Karibi-Ikiriko, born in New York of Nigerian descent, was an unlikely murder defendant.

During two hours of tearful testimony, she described her academic achievements and her tumultuous romance with Ohiri, also of Nigerian descent.

In 1995, she enrolled at the University of Missouri as a biological sciences major.

In 1997, she founded the Campaign Against Female Genital Mutilation to educate Nigerian women about the perils of female circumcision.

Two years later, Karibi-Ikiriko was named one of the top 10 undergraduate women students in the country by Glamour magazine. In the magazine, Karibi-Ikiriko said her goals were to obtain her medical degree, then to work as an anesthesiologist in poor, rural areas. "I feel like I'm on a journey toward improving the world," she said.

After working for a pharmaceutical company, she bought a house in the 5100 block of Heath Street in Capitol Heights, and in 2001 enrolled in Howard University's medical school.

She met Ohiri during her first year of medical school, and the two started dating the following year. Karibi-Ikiriko testified that she fell in love with him.

"He was a very nice guy. He was always there for me. We had some problems in our relationship," she testified. Karibi-Ikiriko testified that Ohiri sometimes forced her to have sex.

The two began a cycle in which she would break up with him, then he would write her love letters, and they would reconcile until the next breakup, Karibi-Ikiriko testified.

In July 2004, while they were broken up, Ohiri rented her basement, Karibi-Ikiriko said. Ohiri insisted on signing a lease so she wouldn't be able to kick him out, she told jurors.

The two began spending time together and reunited as a couple, only to break up again, Karibi-Ikiriko testified. She said she put a deadbolt on the door leading to the main house to keep him away.

About 7 p.m. the day of the shooting, Karibi-Ikiriko went to the basement to do laundry, in preparation for her trip the next day to Austria, she testified.

Ohiri arrived and tried to talk to her about reuniting, and she angrily rebuffed him, Karibi-Ikiriko testified.
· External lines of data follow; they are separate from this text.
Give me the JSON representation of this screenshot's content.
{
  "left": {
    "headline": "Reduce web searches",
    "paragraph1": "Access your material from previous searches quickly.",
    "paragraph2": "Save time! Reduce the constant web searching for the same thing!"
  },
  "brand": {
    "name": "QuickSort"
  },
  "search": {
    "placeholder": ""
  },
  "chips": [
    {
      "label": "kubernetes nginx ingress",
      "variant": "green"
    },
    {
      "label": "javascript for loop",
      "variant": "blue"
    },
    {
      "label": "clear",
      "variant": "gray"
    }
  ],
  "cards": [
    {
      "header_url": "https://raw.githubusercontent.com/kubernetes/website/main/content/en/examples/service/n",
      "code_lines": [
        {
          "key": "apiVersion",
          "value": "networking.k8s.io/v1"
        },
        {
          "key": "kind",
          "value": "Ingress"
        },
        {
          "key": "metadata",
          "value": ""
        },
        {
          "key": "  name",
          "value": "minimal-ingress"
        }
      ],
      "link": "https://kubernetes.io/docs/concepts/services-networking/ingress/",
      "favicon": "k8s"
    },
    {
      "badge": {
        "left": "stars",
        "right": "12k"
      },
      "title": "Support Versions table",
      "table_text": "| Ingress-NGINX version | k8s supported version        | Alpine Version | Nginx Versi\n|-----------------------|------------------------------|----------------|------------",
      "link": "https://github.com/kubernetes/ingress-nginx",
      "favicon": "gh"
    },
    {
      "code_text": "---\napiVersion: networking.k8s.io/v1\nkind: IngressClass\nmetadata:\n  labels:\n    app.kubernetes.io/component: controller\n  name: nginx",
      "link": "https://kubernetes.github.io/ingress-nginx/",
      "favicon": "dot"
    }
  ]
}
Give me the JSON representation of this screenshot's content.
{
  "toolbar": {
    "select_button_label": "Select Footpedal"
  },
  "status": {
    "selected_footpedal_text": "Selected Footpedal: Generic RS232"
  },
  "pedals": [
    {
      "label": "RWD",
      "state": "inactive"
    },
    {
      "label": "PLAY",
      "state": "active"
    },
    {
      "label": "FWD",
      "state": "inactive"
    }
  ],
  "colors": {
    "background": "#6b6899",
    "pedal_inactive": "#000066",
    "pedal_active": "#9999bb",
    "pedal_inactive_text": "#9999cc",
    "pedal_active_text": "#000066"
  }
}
Ohiri went upstairs and returned holding her handgun, she said. She said she had bought the gun for protection because she often heard gunshots in her neighborhood.

Ohiri directed her to a couch, sat next to her and pulled up the long nightgown she was wearing, Karibi-Ikiriko testified. He put the gun on a cushion, and she grabbed it, she said.

Karibi-Ikiriko told jurors that Ohiri grabbed it back and that the gun went off, fatally wounding Ohiri in the chest.

During cross-examination, Assistant State's Attorney Leslie Andrews Booker suggested that Karibi-Ikiriko was angry about an incident in Puerto Rico in which she and Ohiri hired a prostitute for a threesome but the prostitute had sex only with Ohiri.

Karibi-Ikiriko initially denied the incident, then said it upset her.

Okechukwu "Will" Ohiri was killed Jan. 15. "It still doesn't bring my son back," his father said of the verdict.